The model, proposed to enter development next year and be finalized by 2025-2030, will simulate the atmosphere, ice, ocean, and land, and even the impact of humanity, creating the most robust terrestrial simulacra yet, Science‘s Paul Voosen reports. 

Aiming for an impressive resolution down to the kilometer, DestinE will be loaded up with natural and socioeconomic data.

Armed with the new model, the EU hopes to be able to monitor the Earth’s health, simulate the planet’s natural systems, help to improve predictions, and support the EU’s policy decisions — and how those decisions are implemented. 

Creating Earth’s “Digital Twin”

DestinE will break down the planet’s atmosphere into 1km boxes, more granular than other models, Science reports; this will allow it to base forecasts and future climate change research on more real-time data than other models. 

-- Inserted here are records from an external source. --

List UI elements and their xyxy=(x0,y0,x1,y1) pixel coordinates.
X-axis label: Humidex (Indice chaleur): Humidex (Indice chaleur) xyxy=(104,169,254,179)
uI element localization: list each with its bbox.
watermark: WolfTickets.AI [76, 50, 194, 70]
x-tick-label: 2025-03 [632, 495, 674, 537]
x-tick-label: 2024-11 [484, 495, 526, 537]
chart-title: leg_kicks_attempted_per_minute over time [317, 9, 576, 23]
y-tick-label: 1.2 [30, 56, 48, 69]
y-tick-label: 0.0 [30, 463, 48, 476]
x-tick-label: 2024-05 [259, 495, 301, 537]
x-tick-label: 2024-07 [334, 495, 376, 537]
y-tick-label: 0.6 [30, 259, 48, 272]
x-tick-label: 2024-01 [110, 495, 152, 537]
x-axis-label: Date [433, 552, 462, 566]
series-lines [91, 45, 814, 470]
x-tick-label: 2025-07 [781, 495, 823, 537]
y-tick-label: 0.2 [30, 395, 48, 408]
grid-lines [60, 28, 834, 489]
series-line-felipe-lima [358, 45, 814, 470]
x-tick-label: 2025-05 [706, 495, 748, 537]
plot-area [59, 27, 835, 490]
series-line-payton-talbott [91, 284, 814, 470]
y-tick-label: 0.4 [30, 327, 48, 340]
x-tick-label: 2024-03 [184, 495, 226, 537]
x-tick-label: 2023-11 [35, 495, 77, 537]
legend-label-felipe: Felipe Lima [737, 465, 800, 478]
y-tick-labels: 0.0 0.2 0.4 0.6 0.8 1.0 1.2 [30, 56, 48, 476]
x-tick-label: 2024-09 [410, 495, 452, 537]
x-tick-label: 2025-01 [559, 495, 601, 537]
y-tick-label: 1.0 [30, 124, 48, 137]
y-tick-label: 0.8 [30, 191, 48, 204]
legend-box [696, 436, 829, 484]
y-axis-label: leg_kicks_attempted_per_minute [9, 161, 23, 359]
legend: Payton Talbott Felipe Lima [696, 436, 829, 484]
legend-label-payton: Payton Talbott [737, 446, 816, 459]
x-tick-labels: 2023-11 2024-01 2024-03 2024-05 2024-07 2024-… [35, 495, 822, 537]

This is far higher resolution than even top flight models like the European Centre for Medium-Range Weather Forecasts’CMWFEMWF’s, which runs out at 9 square km. DestinE will be able to directly model convection — the upward transferral of heat that brings us clouds and storms — rather than rely on an algorithmic model. 

Even the whirling eddies of the ocean, those contradictory curls that birthed the myth of charybdis and dictate the motion of heat and carbon in the seas, will be modeled.

Bolstering it all will be data designed to assess human impact — crop growth, pollution — and events like wildfires or volcanic eruptions.

The fine scale will allow the model to forecast and simulate data at the level at which that data (from satellites, buoys, weather stations, and aircraft) is gathered, Sandrine Bony, a cloud scientist at Pierre Simon Laplace Institute, told Science. 

Eventually, DestinE will become Earth’s “digital twin,” an in-depth replica of a living entity.

The League of Extraordinary (Simulated) Earths

DestinE joins a raft of other simulated Earths being used to study weather and climate change research. 

Japan’s already run some experiments using a 1km scale model, according to Science, which found that being able to simulate convection and eddies can lead to more accurate precipitation predictions – an important find. 

Other models are looking to the past, simulating snapshots of the Earth’s climate throughout history to help us hone the search for habitable exoplanets.

It’s too early to tell the impact DestinE will have on climate change research and weather forecasting, but existential problems necessitate ambitious answers.